The OSCE Representative on Freedom of the Media, Miklos Haraszti, presented a special report today on the administrative problems journalists have recently faced in several countries of the OSCE region. The paper, Accreditation of Journalists in the OSCE area: Observations and Recommendations, was presented to the OSCE Permanent Council, the Organization's main decision-making body, Trend reports.
"A smooth and helpful accreditation for the media was one of the first jointly accepted commitments of the Helsinki process 30 years ago," said Miklos Haraszti. "We have observed a growing number of cases in different OSCE participating States where the misuse of accreditation has prevented coverage of events deemed to be of public interest. Misunderstandings over the function of accreditation, and its discriminative use by authorities, prevent many domestic and foreign journalists from covering important events or simply working as journalists."

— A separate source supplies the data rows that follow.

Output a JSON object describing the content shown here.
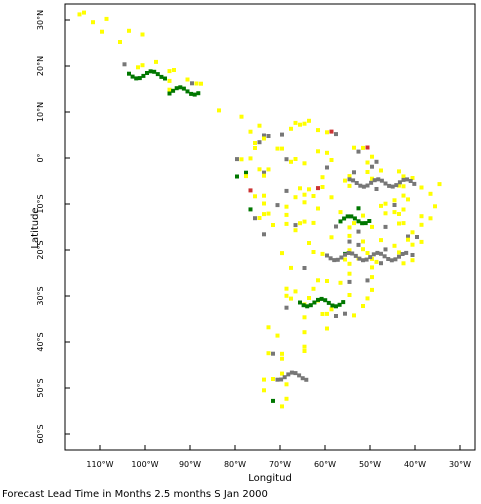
{
  "map": {
    "x_axis_title": "Longitud",
    "y_axis_title": "Latitude",
    "x_ticks": [
      {
        "lon": -110,
        "label": "110°W"
      },
      {
        "lon": -100,
        "label": "100°W"
      },
      {
        "lon": -90,
        "label": "90°W"
      },
      {
        "lon": -80,
        "label": "80°W"
      },
      {
        "lon": -70,
        "label": "70°W"
      },
      {
        "lon": -60,
        "label": "60°W"
      },
      {
        "lon": -50,
        "label": "50°W"
      },
      {
        "lon": -40,
        "label": "40°W"
      },
      {
        "lon": -30,
        "label": "30°W"
      }
    ],
    "y_ticks": [
      {
        "lat": 30,
        "label": "30°N"
      },
      {
        "lat": 20,
        "label": "20°N"
      },
      {
        "lat": 10,
        "label": "10°N"
      },
      {
        "lat": 0,
        "label": "0°"
      },
      {
        "lat": -10,
        "label": "10°S"
      },
      {
        "lat": -20,
        "label": "20°S"
      },
      {
        "lat": -30,
        "label": "30°S"
      },
      {
        "lat": -40,
        "label": "40°S"
      },
      {
        "lat": -50,
        "label": "50°S"
      },
      {
        "lat": -60,
        "label": "60°S"
      }
    ],
    "lon_range": [
      -120,
      -26
    ],
    "lat_range": [
      -65,
      33
    ],
    "colors": {
      "yellow": "#ffff00",
      "gray": "#777777",
      "green": "#007700",
      "red": "#cc3333"
    }
  },
  "caption": "Forecast Lead Time in Months 2.5 months S Jan 2000"
}
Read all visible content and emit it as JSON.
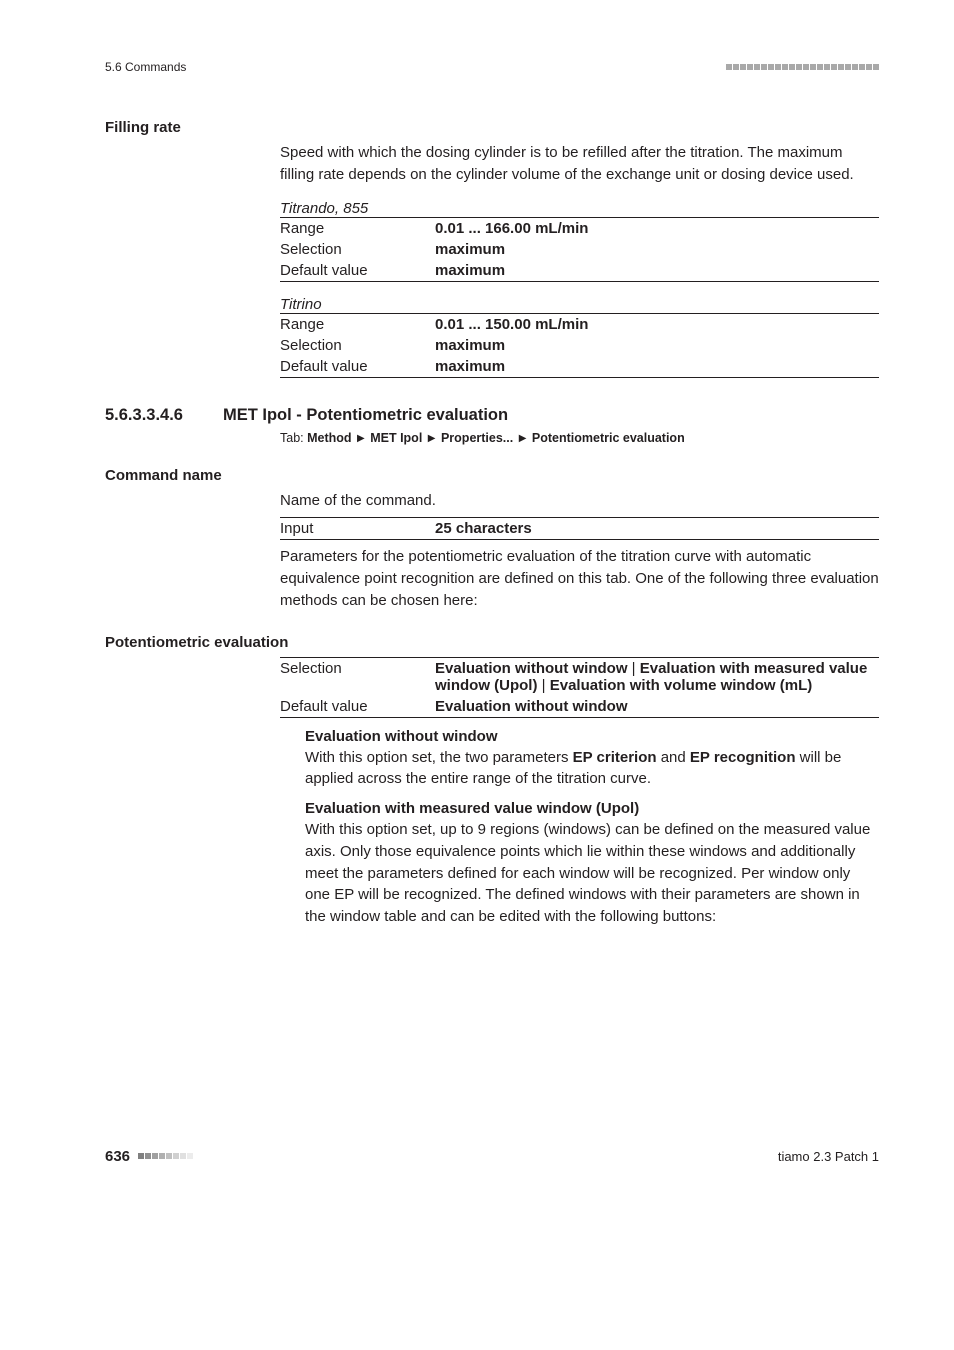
{
  "header": {
    "section_ref": "5.6 Commands"
  },
  "filling_rate": {
    "label": "Filling rate",
    "description": "Speed with which the dosing cylinder is to be refilled after the titration. The maximum filling rate depends on the cylinder volume of the exchange unit or dosing device used.",
    "group1": {
      "title": "Titrando, 855",
      "range_label": "Range",
      "range_value": "0.01 ... 166.00 mL/min",
      "selection_label": "Selection",
      "selection_value": "maximum",
      "default_label": "Default value",
      "default_value": "maximum"
    },
    "group2": {
      "title": "Titrino",
      "range_label": "Range",
      "range_value": "0.01 ... 150.00 mL/min",
      "selection_label": "Selection",
      "selection_value": "maximum",
      "default_label": "Default value",
      "default_value": "maximum"
    }
  },
  "section": {
    "number": "5.6.3.3.4.6",
    "title": "MET Ipol - Potentiometric evaluation",
    "tab_prefix": "Tab: ",
    "tab_parts": [
      "Method",
      "MET Ipol",
      "Properties...",
      "Potentiometric evaluation"
    ]
  },
  "command_name": {
    "label": "Command name",
    "description": "Name of the command.",
    "input_label": "Input",
    "input_value": "25 characters",
    "followup": "Parameters for the potentiometric evaluation of the titration curve with automatic equivalence point recognition are defined on this tab. One of the following three evaluation methods can be chosen here:"
  },
  "pot_eval": {
    "label": "Potentiometric evaluation",
    "selection_label": "Selection",
    "selection_value_1": "Evaluation without window",
    "selection_value_2": "Evaluation with measured value window (Upol)",
    "selection_value_3": "Evaluation with volume window (mL)",
    "default_label": "Default value",
    "default_value": "Evaluation without window",
    "opt1": {
      "title": "Evaluation without window",
      "text_a": "With this option set, the two parameters ",
      "bold_a": "EP criterion",
      "text_b": " and ",
      "bold_b": "EP recognition",
      "text_c": " will be applied across the entire range of the titration curve."
    },
    "opt2": {
      "title": "Evaluation with measured value window (Upol)",
      "text": "With this option set, up to 9 regions (windows) can be defined on the measured value axis. Only those equivalence points which lie within these windows and additionally meet the parameters defined for each window will be recognized. Per window only one EP will be recognized. The defined windows with their parameters are shown in the window table and can be edited with the following buttons:"
    }
  },
  "footer": {
    "page": "636",
    "product": "tiamo 2.3 Patch 1"
  }
}
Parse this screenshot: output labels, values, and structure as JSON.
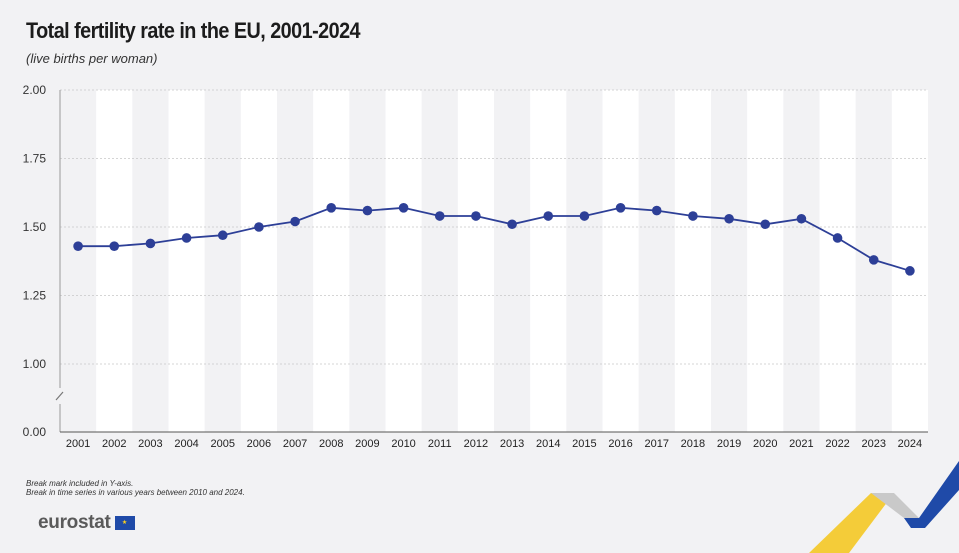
{
  "title": "Total fertility rate in the EU, 2001-2024",
  "subtitle": "(live births per woman)",
  "notes": [
    "Break mark included in Y-axis.",
    "Break in time series in various years between 2010 and 2024."
  ],
  "logo_text": "eurostat",
  "colors": {
    "line": "#2d3f97",
    "band": "#ffffff",
    "background": "#f2f2f4",
    "grid": "#c8c8c8",
    "accent_yellow": "#f5c518",
    "accent_blue": "#1f4aa8"
  },
  "chart_data": {
    "type": "line",
    "title": "Total fertility rate in the EU, 2001-2024",
    "subtitle": "(live births per woman)",
    "x": [
      "2001",
      "2002",
      "2003",
      "2004",
      "2005",
      "2006",
      "2007",
      "2008",
      "2009",
      "2010",
      "2011",
      "2012",
      "2013",
      "2014",
      "2015",
      "2016",
      "2017",
      "2018",
      "2019",
      "2020",
      "2021",
      "2022",
      "2023",
      "2024"
    ],
    "series": [
      {
        "values": [
          1.43,
          1.43,
          1.44,
          1.46,
          1.47,
          1.5,
          1.52,
          1.57,
          1.56,
          1.57,
          1.54,
          1.54,
          1.51,
          1.54,
          1.54,
          1.57,
          1.56,
          1.54,
          1.53,
          1.51,
          1.53,
          1.46,
          1.38,
          1.34
        ]
      }
    ],
    "y_ticks": [
      "0.00",
      "1.00",
      "1.25",
      "1.50",
      "1.75",
      "2.00"
    ],
    "y_axis_break": true,
    "ylim": [
      0,
      2
    ],
    "xlabel": "",
    "ylabel": "",
    "grid": true,
    "legend": "none"
  }
}
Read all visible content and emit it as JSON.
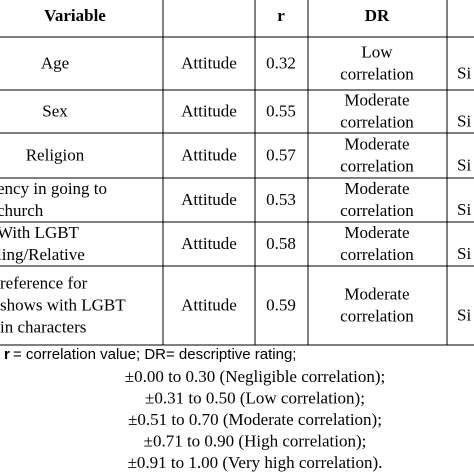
{
  "table": {
    "header": {
      "variable": "Variable",
      "r": "r",
      "dr": "DR"
    },
    "rows": [
      {
        "variable": [
          "Age"
        ],
        "with": "Attitude",
        "r": 0.32,
        "dr": [
          "Low",
          "correlation"
        ],
        "remark": "Si"
      },
      {
        "variable": [
          "Sex"
        ],
        "with": "Attitude",
        "r": 0.55,
        "dr": [
          "Moderate",
          "correlation"
        ],
        "remark": "Si"
      },
      {
        "variable": [
          "Religion"
        ],
        "with": "Attitude",
        "r": 0.57,
        "dr": [
          "Moderate",
          "correlation"
        ],
        "remark": "Si"
      },
      {
        "variable": [
          "ency in going to",
          "church"
        ],
        "with": "Attitude",
        "r": 0.53,
        "dr": [
          "Moderate",
          "correlation"
        ],
        "remark": "Si"
      },
      {
        "variable": [
          "With LGBT",
          "ling/Relative"
        ],
        "with": "Attitude",
        "r": 0.58,
        "dr": [
          "Moderate",
          "correlation"
        ],
        "remark": "Si"
      },
      {
        "variable": [
          "reference for",
          "shows with LGBT",
          "in characters"
        ],
        "with": "Attitude",
        "r": 0.59,
        "dr": [
          "Moderate",
          "correlation"
        ],
        "remark": "Si"
      }
    ]
  },
  "notes": {
    "legend_symbol": "r",
    "legend_text": "= correlation value;  DR= descriptive rating;",
    "scale": [
      "±0.00 to 0.30 (Negligible correlation);",
      "±0.31 to 0.50 (Low correlation);",
      "±0.51 to 0.70 (Moderate correlation);",
      "±0.71 to 0.90 (High correlation);",
      "±0.91 to 1.00 (Very high correlation)."
    ]
  }
}
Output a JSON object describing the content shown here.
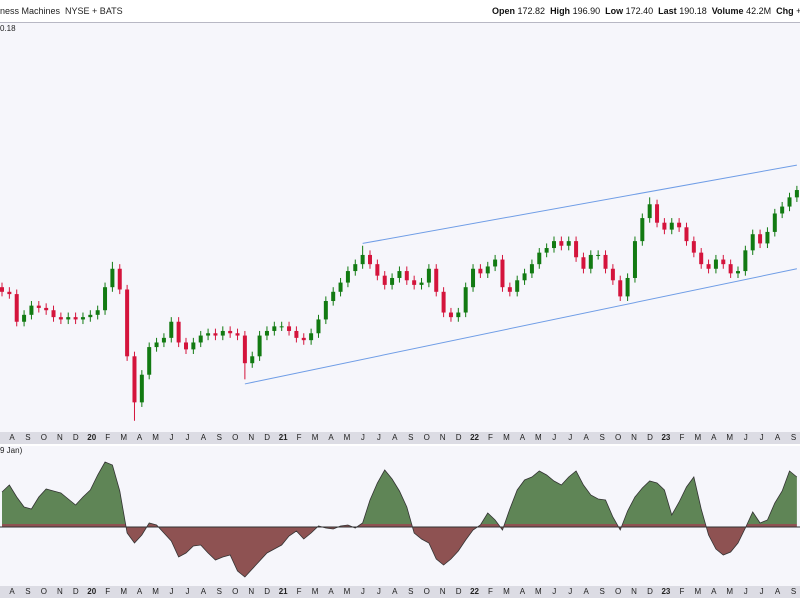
{
  "header": {
    "name": "ness Machines",
    "exchange": "NYSE + BATS",
    "quote": [
      {
        "label": "Open",
        "value": "172.82"
      },
      {
        "label": "High",
        "value": "196.90"
      },
      {
        "label": "Low",
        "value": "172.40"
      },
      {
        "label": "Last",
        "value": "190.18"
      },
      {
        "label": "Volume",
        "value": "42.2M"
      },
      {
        "label": "Chg",
        "value": "+"
      }
    ]
  },
  "chart_data": [
    {
      "type": "candlestick",
      "label": "0.18",
      "up_color": "#127a12",
      "down_color": "#d4143c",
      "ylim": [
        86,
        264
      ],
      "open": [
        148,
        146,
        145,
        133,
        136,
        140,
        139,
        138,
        135,
        134,
        135,
        134,
        135,
        136,
        138,
        148,
        156,
        147,
        118,
        98,
        110,
        122,
        124,
        126,
        133,
        124,
        121,
        124,
        127,
        128,
        127,
        129,
        128,
        127,
        115,
        118,
        127,
        129,
        131,
        131,
        129,
        126,
        125,
        128,
        134,
        142,
        146,
        150,
        155,
        158,
        162,
        158,
        153,
        149,
        152,
        155,
        151,
        149,
        150,
        156,
        146,
        137,
        135,
        137,
        148,
        156,
        154,
        157,
        160,
        148,
        146,
        151,
        154,
        158,
        163,
        165,
        168,
        166,
        168,
        161,
        156,
        162,
        162,
        156,
        151,
        144,
        152,
        168,
        178,
        184,
        176,
        173,
        176,
        174,
        168,
        163,
        158,
        156,
        160,
        158,
        154,
        155,
        164,
        171,
        167,
        172,
        180,
        183,
        187
      ],
      "high": [
        150,
        148,
        147,
        138,
        142,
        142,
        141,
        140,
        137,
        137,
        137,
        137,
        138,
        140,
        150,
        159,
        158,
        149,
        120,
        112,
        124,
        126,
        128,
        135,
        135,
        126,
        126,
        129,
        130,
        130,
        131,
        131,
        130,
        129,
        120,
        129,
        131,
        133,
        133,
        133,
        131,
        128,
        130,
        136,
        144,
        148,
        152,
        157,
        160,
        166,
        164,
        160,
        155,
        154,
        157,
        157,
        153,
        152,
        158,
        158,
        148,
        139,
        139,
        150,
        158,
        158,
        159,
        162,
        162,
        150,
        153,
        156,
        160,
        165,
        167,
        170,
        170,
        170,
        170,
        163,
        164,
        164,
        164,
        158,
        153,
        154,
        170,
        180,
        187,
        186,
        178,
        178,
        178,
        176,
        170,
        165,
        160,
        162,
        162,
        160,
        157,
        166,
        173,
        173,
        174,
        182,
        185,
        189,
        192
      ],
      "low": [
        144,
        143,
        131,
        131,
        134,
        137,
        136,
        133,
        132,
        132,
        132,
        132,
        133,
        134,
        136,
        146,
        145,
        116,
        90,
        96,
        108,
        120,
        122,
        124,
        122,
        119,
        119,
        122,
        125,
        125,
        125,
        126,
        125,
        108,
        113,
        116,
        125,
        127,
        129,
        127,
        124,
        123,
        123,
        126,
        132,
        140,
        144,
        148,
        153,
        156,
        156,
        151,
        147,
        147,
        150,
        149,
        147,
        147,
        148,
        144,
        135,
        133,
        133,
        135,
        146,
        152,
        152,
        155,
        146,
        144,
        144,
        149,
        152,
        156,
        161,
        163,
        164,
        164,
        159,
        154,
        154,
        160,
        154,
        149,
        142,
        142,
        150,
        166,
        176,
        174,
        171,
        171,
        172,
        166,
        161,
        156,
        154,
        154,
        156,
        152,
        152,
        153,
        162,
        165,
        165,
        170,
        178,
        181,
        185
      ],
      "close": [
        146,
        145,
        133,
        136,
        140,
        139,
        138,
        135,
        134,
        135,
        134,
        135,
        136,
        138,
        148,
        156,
        147,
        118,
        98,
        110,
        122,
        124,
        126,
        133,
        124,
        121,
        124,
        127,
        128,
        127,
        129,
        128,
        127,
        115,
        118,
        127,
        129,
        131,
        131,
        129,
        126,
        125,
        128,
        134,
        142,
        146,
        150,
        155,
        158,
        162,
        158,
        153,
        149,
        152,
        155,
        151,
        149,
        150,
        156,
        146,
        137,
        135,
        137,
        148,
        156,
        154,
        157,
        160,
        148,
        146,
        151,
        154,
        158,
        163,
        165,
        168,
        166,
        168,
        161,
        156,
        162,
        162,
        156,
        151,
        144,
        152,
        168,
        178,
        184,
        176,
        173,
        176,
        174,
        168,
        163,
        158,
        156,
        160,
        158,
        154,
        155,
        164,
        171,
        167,
        172,
        180,
        183,
        187,
        190.18
      ],
      "trendlines": [
        [
          [
            33,
            106
          ],
          [
            108,
            156
          ]
        ],
        [
          [
            49,
            167
          ],
          [
            108,
            201
          ]
        ]
      ],
      "trendline_color": "#6f9de6",
      "months": [
        "A",
        "S",
        "O",
        "N",
        "D",
        "20",
        "F",
        "M",
        "A",
        "M",
        "J",
        "J",
        "A",
        "S",
        "O",
        "N",
        "D",
        "21",
        "F",
        "M",
        "A",
        "M",
        "J",
        "J",
        "A",
        "S",
        "O",
        "N",
        "D",
        "22",
        "F",
        "M",
        "A",
        "M",
        "J",
        "J",
        "A",
        "S",
        "O",
        "N",
        "D",
        "23",
        "F",
        "M",
        "A",
        "M",
        "J",
        "J",
        "A",
        "S"
      ]
    },
    {
      "type": "area",
      "label": "9 Jan)",
      "pos_color": "#5f8556",
      "neg_color": "#8e5252",
      "ylim": [
        -6.3,
        7.2
      ],
      "values": [
        3.5,
        4.2,
        3.0,
        2.0,
        1.8,
        3.0,
        3.8,
        3.6,
        3.4,
        2.8,
        2.2,
        3.0,
        3.7,
        5.2,
        6.5,
        6.2,
        3.6,
        -0.6,
        -1.6,
        -0.8,
        0.4,
        0.2,
        -0.6,
        -1.4,
        -3.0,
        -2.6,
        -1.9,
        -1.8,
        -2.6,
        -3.3,
        -3.0,
        -2.8,
        -4.4,
        -5.0,
        -4.2,
        -3.4,
        -2.6,
        -2.2,
        -1.8,
        -0.9,
        -0.4,
        -1.2,
        -0.6,
        0.1,
        -0.1,
        -0.2,
        0.1,
        0.2,
        -0.1,
        0.4,
        2.7,
        4.4,
        5.7,
        4.8,
        3.6,
        2.0,
        -0.6,
        -1.2,
        -1.6,
        -3.2,
        -3.8,
        -3.2,
        -2.4,
        -1.3,
        -0.3,
        0.2,
        1.4,
        0.7,
        -0.3,
        1.8,
        3.7,
        4.7,
        5.0,
        5.6,
        5.2,
        4.6,
        4.2,
        5.0,
        5.6,
        4.2,
        3.2,
        2.8,
        2.7,
        1.0,
        -0.3,
        1.6,
        3.0,
        3.9,
        4.6,
        4.4,
        3.7,
        1.2,
        2.5,
        4.0,
        5.0,
        1.8,
        -0.8,
        -2.2,
        -2.8,
        -2.5,
        -1.6,
        -0.1,
        1.5,
        0.4,
        0.7,
        2.4,
        3.6,
        5.6,
        5.0
      ],
      "months": [
        "A",
        "S",
        "O",
        "N",
        "D",
        "20",
        "F",
        "M",
        "A",
        "M",
        "J",
        "J",
        "A",
        "S",
        "O",
        "N",
        "D",
        "21",
        "F",
        "M",
        "A",
        "M",
        "J",
        "J",
        "A",
        "S",
        "O",
        "N",
        "D",
        "22",
        "F",
        "M",
        "A",
        "M",
        "J",
        "J",
        "A",
        "S",
        "O",
        "N",
        "D",
        "23",
        "F",
        "M",
        "A",
        "M",
        "J",
        "J",
        "A",
        "S"
      ]
    }
  ]
}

The OSCE Commissar mentions concrete cases fixed in Uzbekistan, Belarus, and the United State (obligatory issue of I-VIZA for journalists), Russia, Turkmenistan, Canada and Ukraine.
The report examines specific cases and offers concrete recommendations to the 56 OSCE participating States to help them improve the handling of accreditation. It points out that accreditation should not be the basis on which government bodies decide whether to allow a particular journalist to attend and cover a public event, and states that the threat of revocation of accreditation should not be used as a means to control the content of critical reporting.